Waves of blinding camera flashes and unbridled shrieks of worship greet the grand dame as she emerges from behind a curtain, in a scene straight from an old time Hollywood movie premiere. But this is not Rita Hayworth or Lauren Bacall, but national treasure Vivienne Westwood, who has come to Latitude’s literary tent to read from her “cultural manifesto”.
This is Active Resistance, a detailed and exhaustive study that aims to contextualise commerce, creativity and media into some semblance of ordered agenda. As Viv herself, resplendant in what looks like a gauze sari, explains in her introduction: “Art gives culture and culture is the antidote to propaganda. We all love art and some of you claim to be artists. Without judges there is no art. She only exists when we know her. Does she exist? The answer to this question is of vital importance because if art is alive the world will change. No art, no progress.”
Vivienne then expanded on her themes with the help of several readers, including a man dressed, almost inevitably, as a pirate (“I plunder for you! Stick with me and you might get a share of the bounty. My name is Progress!”), and versions of Pinocchio, Aristotle and Lewis Carroll’s Alice, each hammily taking different sides of convoluted arguments.
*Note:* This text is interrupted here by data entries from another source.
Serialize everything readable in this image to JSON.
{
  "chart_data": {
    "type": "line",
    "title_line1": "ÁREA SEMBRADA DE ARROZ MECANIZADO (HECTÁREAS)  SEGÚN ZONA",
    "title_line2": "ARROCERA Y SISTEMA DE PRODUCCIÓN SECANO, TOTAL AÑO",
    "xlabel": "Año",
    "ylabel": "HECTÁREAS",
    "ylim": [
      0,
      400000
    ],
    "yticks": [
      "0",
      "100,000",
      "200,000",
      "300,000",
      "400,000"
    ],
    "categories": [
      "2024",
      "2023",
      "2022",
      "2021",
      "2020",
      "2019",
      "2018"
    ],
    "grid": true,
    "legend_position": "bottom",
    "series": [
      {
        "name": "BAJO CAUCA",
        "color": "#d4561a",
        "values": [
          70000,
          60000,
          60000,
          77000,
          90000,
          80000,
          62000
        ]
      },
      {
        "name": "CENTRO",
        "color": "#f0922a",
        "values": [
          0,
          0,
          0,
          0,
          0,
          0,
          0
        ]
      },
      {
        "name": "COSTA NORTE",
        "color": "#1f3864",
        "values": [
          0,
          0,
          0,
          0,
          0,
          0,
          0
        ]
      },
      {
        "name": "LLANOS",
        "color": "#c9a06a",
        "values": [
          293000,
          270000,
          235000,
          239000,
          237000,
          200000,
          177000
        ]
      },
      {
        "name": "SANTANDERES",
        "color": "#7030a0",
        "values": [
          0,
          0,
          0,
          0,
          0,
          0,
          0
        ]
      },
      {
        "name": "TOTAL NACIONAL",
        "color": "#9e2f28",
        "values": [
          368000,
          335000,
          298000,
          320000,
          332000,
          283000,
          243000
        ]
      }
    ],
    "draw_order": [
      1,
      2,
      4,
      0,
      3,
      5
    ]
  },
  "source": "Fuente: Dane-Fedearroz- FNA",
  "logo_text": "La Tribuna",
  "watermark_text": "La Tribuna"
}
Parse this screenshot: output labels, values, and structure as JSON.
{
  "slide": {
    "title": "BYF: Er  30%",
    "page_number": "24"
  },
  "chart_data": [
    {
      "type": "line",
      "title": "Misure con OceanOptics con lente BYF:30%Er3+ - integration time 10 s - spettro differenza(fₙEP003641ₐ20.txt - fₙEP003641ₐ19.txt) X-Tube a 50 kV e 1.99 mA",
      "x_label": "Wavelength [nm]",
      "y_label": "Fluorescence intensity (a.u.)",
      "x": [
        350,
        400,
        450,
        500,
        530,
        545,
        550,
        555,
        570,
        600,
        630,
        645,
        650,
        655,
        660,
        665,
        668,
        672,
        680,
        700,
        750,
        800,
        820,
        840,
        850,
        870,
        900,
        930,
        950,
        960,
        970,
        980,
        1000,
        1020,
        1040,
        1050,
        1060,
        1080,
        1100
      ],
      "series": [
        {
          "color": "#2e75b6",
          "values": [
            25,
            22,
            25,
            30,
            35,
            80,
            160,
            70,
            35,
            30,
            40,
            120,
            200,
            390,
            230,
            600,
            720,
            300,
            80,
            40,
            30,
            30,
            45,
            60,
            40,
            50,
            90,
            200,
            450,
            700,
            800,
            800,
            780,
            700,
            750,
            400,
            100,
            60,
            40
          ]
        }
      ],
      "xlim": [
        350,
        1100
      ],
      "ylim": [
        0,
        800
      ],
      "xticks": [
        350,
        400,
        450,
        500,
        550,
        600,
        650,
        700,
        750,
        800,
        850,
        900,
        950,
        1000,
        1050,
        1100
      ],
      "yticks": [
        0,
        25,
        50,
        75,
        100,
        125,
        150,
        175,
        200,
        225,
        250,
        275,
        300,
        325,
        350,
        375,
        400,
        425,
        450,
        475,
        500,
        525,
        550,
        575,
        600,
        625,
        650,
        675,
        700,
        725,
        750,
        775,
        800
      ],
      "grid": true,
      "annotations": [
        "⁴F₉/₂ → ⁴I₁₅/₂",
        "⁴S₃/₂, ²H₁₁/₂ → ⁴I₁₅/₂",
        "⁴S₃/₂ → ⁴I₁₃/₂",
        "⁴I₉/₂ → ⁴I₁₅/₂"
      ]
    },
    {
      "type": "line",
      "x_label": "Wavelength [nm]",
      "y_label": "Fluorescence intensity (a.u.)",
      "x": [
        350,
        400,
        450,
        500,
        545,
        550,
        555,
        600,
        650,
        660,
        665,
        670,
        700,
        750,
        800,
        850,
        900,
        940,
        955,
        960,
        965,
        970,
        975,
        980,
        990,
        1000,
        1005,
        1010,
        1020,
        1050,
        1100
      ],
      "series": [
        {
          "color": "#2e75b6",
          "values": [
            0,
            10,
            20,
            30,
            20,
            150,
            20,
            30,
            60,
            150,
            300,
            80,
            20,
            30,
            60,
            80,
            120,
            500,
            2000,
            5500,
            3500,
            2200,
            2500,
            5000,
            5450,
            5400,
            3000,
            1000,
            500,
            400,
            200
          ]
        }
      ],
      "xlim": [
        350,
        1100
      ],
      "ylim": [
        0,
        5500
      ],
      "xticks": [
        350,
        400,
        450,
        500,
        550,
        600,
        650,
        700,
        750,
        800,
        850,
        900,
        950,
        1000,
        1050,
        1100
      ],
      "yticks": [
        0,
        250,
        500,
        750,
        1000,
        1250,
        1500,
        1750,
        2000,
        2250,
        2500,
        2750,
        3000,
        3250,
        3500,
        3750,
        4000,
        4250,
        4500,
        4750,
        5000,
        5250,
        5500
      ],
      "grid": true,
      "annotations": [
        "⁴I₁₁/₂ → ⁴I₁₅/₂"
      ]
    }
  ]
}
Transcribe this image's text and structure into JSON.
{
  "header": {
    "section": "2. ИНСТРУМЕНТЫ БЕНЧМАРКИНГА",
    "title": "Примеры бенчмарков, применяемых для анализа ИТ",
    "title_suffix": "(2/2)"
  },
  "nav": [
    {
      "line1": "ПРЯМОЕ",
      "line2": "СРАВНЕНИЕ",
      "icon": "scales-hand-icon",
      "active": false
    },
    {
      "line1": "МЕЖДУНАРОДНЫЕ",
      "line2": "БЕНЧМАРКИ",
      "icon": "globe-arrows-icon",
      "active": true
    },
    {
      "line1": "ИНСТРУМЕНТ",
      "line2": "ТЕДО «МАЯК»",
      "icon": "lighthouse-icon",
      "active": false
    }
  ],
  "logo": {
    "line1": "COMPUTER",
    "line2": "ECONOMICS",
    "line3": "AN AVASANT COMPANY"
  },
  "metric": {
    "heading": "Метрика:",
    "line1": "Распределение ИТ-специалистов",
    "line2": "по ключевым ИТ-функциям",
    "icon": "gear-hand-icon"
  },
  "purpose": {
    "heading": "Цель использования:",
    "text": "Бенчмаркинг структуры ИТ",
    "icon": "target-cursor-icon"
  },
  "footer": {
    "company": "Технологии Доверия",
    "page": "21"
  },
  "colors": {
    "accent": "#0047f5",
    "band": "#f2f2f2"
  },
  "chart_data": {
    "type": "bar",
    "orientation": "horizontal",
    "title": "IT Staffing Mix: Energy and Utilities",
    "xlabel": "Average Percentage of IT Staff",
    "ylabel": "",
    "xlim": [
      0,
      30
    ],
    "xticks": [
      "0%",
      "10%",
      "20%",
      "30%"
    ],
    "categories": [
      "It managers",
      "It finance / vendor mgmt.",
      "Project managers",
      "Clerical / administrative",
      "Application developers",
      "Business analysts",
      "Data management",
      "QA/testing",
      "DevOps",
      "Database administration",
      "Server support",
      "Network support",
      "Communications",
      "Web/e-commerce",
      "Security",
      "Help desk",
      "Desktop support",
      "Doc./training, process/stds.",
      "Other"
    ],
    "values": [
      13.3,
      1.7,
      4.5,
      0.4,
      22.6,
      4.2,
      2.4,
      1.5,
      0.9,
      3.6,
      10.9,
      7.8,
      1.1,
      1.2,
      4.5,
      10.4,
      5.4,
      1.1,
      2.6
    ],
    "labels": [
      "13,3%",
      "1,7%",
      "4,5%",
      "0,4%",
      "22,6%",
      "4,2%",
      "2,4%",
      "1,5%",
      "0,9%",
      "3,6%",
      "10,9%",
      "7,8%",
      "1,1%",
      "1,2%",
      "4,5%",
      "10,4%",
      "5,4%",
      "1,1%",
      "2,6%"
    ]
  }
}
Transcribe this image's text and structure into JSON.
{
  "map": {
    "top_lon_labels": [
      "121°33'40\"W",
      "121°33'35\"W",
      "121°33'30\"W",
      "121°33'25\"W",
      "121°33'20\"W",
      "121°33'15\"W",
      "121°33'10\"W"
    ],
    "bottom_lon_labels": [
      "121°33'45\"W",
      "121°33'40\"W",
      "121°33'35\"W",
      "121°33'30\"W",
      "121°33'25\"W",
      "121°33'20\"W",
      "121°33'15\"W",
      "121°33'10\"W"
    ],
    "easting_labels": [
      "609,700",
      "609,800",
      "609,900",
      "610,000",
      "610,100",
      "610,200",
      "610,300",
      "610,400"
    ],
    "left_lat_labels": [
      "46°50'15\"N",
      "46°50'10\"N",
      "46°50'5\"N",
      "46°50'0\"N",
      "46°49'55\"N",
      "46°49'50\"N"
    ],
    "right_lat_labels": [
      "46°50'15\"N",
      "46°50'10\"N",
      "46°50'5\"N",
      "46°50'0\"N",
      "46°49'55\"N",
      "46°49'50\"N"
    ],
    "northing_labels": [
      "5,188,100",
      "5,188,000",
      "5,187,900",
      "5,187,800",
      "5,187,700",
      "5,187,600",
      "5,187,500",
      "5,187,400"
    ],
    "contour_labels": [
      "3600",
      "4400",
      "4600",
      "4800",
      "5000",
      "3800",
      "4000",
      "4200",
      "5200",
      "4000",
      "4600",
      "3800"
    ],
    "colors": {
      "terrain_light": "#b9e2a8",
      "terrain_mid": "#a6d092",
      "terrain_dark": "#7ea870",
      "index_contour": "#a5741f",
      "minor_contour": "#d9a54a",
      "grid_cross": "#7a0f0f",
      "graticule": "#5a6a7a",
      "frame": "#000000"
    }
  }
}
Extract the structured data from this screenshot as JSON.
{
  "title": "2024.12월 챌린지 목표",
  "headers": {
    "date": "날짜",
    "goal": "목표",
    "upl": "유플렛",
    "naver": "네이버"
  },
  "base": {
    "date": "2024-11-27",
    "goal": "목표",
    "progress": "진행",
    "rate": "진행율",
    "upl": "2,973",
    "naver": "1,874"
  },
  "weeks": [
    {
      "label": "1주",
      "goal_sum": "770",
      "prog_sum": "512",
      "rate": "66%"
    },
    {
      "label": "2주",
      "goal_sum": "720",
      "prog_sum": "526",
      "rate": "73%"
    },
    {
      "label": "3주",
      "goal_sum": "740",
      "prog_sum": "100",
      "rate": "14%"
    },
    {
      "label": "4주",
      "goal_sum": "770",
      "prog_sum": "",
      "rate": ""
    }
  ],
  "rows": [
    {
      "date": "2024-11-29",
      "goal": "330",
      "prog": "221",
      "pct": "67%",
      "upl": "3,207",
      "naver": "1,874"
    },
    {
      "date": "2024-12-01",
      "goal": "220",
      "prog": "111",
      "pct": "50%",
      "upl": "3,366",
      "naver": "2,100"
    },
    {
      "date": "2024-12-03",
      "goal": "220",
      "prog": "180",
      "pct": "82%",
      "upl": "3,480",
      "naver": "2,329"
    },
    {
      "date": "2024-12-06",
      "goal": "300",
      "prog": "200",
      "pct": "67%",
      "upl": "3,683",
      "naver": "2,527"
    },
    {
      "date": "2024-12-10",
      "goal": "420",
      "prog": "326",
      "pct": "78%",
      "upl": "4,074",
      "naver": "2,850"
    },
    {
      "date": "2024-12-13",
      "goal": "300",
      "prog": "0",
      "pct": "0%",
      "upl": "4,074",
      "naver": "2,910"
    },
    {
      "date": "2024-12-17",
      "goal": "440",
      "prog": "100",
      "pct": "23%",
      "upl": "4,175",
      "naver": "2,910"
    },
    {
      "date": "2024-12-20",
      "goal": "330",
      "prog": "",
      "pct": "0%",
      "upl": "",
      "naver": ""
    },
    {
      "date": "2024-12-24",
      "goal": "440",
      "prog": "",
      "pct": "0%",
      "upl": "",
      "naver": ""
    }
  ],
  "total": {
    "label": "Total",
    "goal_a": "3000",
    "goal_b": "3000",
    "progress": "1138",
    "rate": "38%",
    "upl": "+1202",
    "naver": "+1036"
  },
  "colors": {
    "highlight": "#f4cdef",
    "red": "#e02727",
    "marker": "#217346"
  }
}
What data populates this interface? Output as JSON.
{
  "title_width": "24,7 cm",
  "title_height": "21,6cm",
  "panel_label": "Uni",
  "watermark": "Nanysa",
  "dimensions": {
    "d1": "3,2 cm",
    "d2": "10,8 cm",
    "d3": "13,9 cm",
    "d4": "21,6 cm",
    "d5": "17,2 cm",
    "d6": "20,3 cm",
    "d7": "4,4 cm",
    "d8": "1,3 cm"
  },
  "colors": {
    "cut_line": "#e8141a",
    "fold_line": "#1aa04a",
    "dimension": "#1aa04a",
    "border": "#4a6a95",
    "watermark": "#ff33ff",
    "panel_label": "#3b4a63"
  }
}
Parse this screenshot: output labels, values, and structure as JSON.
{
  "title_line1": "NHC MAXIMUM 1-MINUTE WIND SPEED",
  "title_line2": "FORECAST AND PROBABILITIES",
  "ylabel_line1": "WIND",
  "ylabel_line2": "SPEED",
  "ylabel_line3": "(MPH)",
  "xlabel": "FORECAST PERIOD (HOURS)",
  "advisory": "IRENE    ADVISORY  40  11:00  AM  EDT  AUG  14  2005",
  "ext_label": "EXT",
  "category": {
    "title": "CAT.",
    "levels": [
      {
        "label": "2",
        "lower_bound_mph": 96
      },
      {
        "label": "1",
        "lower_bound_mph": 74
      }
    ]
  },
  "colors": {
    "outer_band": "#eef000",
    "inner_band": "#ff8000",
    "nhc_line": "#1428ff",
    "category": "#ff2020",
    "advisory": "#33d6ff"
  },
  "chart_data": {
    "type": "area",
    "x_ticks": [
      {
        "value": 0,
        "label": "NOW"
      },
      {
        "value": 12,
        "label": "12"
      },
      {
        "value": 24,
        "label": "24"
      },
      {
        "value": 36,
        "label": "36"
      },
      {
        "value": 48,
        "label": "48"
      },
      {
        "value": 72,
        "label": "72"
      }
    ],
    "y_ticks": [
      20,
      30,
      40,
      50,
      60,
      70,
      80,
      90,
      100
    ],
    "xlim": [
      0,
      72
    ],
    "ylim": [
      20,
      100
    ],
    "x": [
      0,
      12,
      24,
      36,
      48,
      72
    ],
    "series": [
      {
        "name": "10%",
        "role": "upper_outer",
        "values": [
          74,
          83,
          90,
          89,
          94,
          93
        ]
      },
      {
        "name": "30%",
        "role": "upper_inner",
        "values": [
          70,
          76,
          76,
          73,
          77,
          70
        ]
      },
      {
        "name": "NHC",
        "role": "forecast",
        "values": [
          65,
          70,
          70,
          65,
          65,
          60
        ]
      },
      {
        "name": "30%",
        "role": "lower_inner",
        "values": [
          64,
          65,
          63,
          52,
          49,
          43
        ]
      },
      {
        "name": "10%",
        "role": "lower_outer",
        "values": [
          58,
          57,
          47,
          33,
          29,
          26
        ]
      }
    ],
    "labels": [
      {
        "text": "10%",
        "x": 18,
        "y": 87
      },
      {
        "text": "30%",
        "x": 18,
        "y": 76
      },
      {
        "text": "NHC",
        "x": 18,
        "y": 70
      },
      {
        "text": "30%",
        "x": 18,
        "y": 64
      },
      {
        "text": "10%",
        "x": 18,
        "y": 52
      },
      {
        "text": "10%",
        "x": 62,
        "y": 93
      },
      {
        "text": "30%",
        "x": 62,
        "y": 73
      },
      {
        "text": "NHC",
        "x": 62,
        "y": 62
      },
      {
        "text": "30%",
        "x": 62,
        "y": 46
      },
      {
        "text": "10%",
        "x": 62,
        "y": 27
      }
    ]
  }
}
Pretentious? Certainly. But Westwood’s ideas still bristle with humour and a healthy dose of self-mockery, curiosity and intrigue. It’s typical behaviour from a woman who’s every move in a long and fascinating career has never been less than interesting, who generates levels of affection normally reserved for pop stars or screen goddesses. On Saturday afternoon she made her fans fall in love with her all over again.